Mi è venuta in mente la famosa frase che Jon Landau scrisse sulla rivista “The Real Paper” il 9 maggio del 1974: “Ieri sera ho visto il futuro del Rock’n’Roll e il suo nome è Bruce Springsteen“. Io non sono Jon Landau, Massimo Priviero non è Bruce Springsteen e ieri sera non ho visto il futuro del Rock’n’Roll. Quello che ho visto ieri sera è il significato di questo genere di musica ed è tutto contenuto in un verso dello splendido inedito di cui vi parlavo poco fa “I miei amici con mani in pezzi, su strumenti mi dicevan Massi non è tutto là. Il Rock’n’Roll è una poesia di strada, mica la storia di sfigati nei bar“. Il Rock è una poesia di strada, con cui possiamo costruire, mattone dopo mattone, i nostri sogni e, con questi sogni, le storie delle nostre esistenze.

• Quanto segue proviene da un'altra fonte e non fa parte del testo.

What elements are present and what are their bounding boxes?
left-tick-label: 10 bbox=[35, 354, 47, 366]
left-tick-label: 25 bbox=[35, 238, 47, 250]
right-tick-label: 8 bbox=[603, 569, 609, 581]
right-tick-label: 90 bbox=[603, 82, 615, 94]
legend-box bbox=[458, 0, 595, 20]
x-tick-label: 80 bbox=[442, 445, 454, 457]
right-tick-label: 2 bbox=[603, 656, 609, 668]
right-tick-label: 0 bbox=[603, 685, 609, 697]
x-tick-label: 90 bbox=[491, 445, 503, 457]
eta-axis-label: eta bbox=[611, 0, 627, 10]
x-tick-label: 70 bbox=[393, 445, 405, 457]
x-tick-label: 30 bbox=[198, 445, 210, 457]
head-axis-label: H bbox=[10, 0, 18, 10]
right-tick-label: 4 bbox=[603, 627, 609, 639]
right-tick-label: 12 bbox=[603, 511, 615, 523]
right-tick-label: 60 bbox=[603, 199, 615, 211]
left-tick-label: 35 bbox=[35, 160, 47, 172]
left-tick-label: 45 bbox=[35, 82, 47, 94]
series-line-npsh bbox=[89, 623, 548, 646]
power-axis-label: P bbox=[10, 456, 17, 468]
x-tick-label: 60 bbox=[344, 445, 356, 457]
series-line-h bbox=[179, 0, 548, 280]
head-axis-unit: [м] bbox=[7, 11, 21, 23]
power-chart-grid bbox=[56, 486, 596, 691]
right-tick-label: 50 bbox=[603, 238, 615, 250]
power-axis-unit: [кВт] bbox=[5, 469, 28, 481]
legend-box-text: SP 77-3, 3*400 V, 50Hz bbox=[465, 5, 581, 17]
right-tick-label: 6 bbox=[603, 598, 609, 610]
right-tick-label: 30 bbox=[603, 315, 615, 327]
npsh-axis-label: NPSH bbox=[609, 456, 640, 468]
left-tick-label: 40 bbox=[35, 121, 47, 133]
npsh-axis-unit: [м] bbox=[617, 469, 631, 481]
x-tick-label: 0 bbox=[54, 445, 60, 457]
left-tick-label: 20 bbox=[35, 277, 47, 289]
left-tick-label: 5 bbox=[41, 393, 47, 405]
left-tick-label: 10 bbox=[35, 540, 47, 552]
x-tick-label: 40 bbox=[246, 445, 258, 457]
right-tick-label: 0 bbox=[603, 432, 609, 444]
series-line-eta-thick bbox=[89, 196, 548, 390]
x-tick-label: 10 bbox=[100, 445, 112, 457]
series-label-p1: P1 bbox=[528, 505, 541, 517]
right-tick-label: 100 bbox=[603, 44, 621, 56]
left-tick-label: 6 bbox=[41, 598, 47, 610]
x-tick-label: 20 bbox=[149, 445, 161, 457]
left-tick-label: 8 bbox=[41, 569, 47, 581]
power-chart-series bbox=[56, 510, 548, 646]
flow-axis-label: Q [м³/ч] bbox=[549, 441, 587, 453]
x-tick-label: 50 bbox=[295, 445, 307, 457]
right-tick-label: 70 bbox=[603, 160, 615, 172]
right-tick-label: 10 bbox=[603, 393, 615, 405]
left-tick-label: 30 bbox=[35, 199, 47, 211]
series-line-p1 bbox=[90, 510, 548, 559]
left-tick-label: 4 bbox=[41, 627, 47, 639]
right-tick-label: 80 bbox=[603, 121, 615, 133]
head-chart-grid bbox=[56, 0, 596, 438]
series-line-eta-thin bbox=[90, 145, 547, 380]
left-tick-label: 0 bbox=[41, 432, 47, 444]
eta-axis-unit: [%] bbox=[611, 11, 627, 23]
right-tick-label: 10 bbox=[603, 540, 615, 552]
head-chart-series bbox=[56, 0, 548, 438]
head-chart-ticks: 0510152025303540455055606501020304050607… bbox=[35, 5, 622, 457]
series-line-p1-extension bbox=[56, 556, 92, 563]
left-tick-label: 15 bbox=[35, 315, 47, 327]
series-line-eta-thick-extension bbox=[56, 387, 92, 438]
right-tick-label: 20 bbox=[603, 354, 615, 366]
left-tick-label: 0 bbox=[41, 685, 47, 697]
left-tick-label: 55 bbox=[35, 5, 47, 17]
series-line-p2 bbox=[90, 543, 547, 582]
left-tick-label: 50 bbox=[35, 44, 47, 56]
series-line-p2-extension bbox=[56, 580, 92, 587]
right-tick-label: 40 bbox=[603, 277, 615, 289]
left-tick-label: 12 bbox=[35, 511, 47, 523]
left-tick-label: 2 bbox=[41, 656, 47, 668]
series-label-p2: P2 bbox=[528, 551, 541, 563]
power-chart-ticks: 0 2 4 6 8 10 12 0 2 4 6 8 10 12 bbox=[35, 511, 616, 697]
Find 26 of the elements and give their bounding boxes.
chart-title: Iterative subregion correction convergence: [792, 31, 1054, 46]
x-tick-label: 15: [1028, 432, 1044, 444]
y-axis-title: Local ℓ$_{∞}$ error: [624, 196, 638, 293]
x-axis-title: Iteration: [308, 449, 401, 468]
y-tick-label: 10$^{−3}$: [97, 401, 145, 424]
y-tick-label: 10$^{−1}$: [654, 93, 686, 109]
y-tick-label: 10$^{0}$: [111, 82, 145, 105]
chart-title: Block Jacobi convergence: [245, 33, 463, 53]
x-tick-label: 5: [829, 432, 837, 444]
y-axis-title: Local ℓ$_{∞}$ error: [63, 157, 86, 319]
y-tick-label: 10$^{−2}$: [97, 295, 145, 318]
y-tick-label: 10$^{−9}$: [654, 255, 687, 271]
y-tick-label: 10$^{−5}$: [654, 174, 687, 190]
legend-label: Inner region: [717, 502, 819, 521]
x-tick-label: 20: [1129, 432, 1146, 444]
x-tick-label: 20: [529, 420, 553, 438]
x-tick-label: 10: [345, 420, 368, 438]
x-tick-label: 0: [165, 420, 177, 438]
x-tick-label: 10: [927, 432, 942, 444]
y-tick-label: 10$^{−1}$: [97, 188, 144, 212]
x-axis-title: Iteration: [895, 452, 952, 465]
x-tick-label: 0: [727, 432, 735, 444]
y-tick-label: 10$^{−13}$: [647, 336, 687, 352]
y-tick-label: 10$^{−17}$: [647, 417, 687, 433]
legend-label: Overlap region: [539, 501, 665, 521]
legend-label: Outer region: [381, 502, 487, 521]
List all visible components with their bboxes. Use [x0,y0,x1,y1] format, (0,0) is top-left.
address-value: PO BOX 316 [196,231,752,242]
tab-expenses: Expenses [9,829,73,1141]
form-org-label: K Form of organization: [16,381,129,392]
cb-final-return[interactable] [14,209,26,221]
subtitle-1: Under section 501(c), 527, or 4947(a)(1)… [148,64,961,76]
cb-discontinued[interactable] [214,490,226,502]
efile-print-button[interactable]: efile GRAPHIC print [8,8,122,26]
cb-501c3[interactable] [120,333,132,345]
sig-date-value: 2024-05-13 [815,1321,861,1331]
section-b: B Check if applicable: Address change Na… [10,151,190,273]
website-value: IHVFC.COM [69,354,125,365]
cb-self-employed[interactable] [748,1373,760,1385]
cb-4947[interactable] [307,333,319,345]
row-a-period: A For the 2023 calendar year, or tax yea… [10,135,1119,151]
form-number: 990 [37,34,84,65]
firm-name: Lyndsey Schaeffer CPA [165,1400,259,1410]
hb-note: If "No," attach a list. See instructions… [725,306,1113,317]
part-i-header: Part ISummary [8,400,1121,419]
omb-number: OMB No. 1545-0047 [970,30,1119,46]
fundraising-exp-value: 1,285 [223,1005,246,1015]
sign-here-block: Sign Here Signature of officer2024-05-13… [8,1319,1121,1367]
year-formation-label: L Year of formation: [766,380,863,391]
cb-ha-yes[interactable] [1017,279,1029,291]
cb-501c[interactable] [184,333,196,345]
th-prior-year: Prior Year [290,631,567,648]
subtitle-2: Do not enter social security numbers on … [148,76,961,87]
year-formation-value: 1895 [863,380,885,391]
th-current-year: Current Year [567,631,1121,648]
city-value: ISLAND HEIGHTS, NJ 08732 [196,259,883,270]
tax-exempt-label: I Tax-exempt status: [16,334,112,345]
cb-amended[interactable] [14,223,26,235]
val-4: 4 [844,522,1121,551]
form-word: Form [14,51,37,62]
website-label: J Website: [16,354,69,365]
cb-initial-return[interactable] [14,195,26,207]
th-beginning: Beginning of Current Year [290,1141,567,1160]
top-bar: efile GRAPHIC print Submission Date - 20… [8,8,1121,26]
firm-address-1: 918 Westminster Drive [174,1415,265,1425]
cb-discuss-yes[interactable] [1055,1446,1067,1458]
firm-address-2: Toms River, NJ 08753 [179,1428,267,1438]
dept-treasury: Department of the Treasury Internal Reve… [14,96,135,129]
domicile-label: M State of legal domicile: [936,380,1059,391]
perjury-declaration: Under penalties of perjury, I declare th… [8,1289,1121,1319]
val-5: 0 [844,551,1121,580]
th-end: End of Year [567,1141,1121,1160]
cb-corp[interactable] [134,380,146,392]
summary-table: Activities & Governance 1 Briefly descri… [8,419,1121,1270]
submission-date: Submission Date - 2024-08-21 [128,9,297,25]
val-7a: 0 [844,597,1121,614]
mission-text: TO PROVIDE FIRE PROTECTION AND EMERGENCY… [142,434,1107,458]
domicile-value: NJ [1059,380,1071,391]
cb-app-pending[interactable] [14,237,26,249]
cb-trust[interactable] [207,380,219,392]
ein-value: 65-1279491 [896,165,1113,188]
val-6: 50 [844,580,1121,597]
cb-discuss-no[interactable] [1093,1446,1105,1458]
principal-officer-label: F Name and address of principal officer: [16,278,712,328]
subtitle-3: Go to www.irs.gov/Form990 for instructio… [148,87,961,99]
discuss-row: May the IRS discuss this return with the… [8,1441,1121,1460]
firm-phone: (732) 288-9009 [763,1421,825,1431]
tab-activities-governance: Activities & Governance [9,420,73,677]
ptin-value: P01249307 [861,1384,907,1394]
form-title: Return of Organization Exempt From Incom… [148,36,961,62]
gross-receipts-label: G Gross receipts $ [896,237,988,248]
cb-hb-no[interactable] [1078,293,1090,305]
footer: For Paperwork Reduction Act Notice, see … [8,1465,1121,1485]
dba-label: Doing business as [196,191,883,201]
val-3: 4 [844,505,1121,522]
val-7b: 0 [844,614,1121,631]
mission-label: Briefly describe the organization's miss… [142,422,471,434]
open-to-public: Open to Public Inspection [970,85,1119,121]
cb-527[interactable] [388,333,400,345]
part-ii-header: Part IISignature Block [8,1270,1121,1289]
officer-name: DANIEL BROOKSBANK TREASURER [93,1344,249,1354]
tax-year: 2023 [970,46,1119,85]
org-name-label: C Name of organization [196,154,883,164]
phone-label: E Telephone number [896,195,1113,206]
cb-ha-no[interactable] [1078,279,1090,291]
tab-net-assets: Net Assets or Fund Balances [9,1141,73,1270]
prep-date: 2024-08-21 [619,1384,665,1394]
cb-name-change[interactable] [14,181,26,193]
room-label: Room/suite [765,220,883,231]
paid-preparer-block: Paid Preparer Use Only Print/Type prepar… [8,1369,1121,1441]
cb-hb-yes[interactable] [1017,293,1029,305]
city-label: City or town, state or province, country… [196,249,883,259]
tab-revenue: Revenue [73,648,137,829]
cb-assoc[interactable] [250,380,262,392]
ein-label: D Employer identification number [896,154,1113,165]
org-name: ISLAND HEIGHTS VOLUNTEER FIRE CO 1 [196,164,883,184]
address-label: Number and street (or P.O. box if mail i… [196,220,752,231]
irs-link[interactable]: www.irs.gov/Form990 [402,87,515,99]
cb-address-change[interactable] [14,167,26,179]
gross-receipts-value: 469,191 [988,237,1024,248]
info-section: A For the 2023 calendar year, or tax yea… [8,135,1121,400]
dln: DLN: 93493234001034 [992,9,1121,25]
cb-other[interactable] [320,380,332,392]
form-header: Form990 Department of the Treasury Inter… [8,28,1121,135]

Non era questa la prima volta che andavo a un concerto di Massimo Priviero. Ricordo con particolare affetto quello fatto, qualche anno fa, nel paese dove vivo, poco distante da Legnano. Era uno dei primi concerti che si potevano fare, subito dopo la pandemia. Ne ho parlato già in un’altra occasione e se vi va di andare a rileggerlo secondo me ne vale la pena. Massimo Priviero è un grande artista perché non importa se sta suonando in uno stadio pieno o in un piccolo teatro di provincia: lui sta parlando ad ognuna delle persone che ha davanti a sé e ognuna di loro lo sente.
Sono particolarmente legato a lui anche per un fatto molto personale: quest’estate ha avuto la bontà di scrivere la prefazione alla mia raccolta di racconti “Le Avventure di Colibrì“. Ieri sera ho portato con me una copia del mio libro con lo scopo di farmela autografare; così oggi, sfogliando quelle pagine e riguardandola, non posso che andarne fiero. Quello che, però, ho portato a casa ieri sera non è stata una firma su un libro; è stata, come vi raccontavo, la consapevolezza di aver vissuto un momento che rimane e che può fare la differenza; è stata la certezza, e qui Massimo mi perdonerà se gli rubo le parole, che “venderò cara la mia pelle, fin quando un giorno il mondo non mi ascolterà“.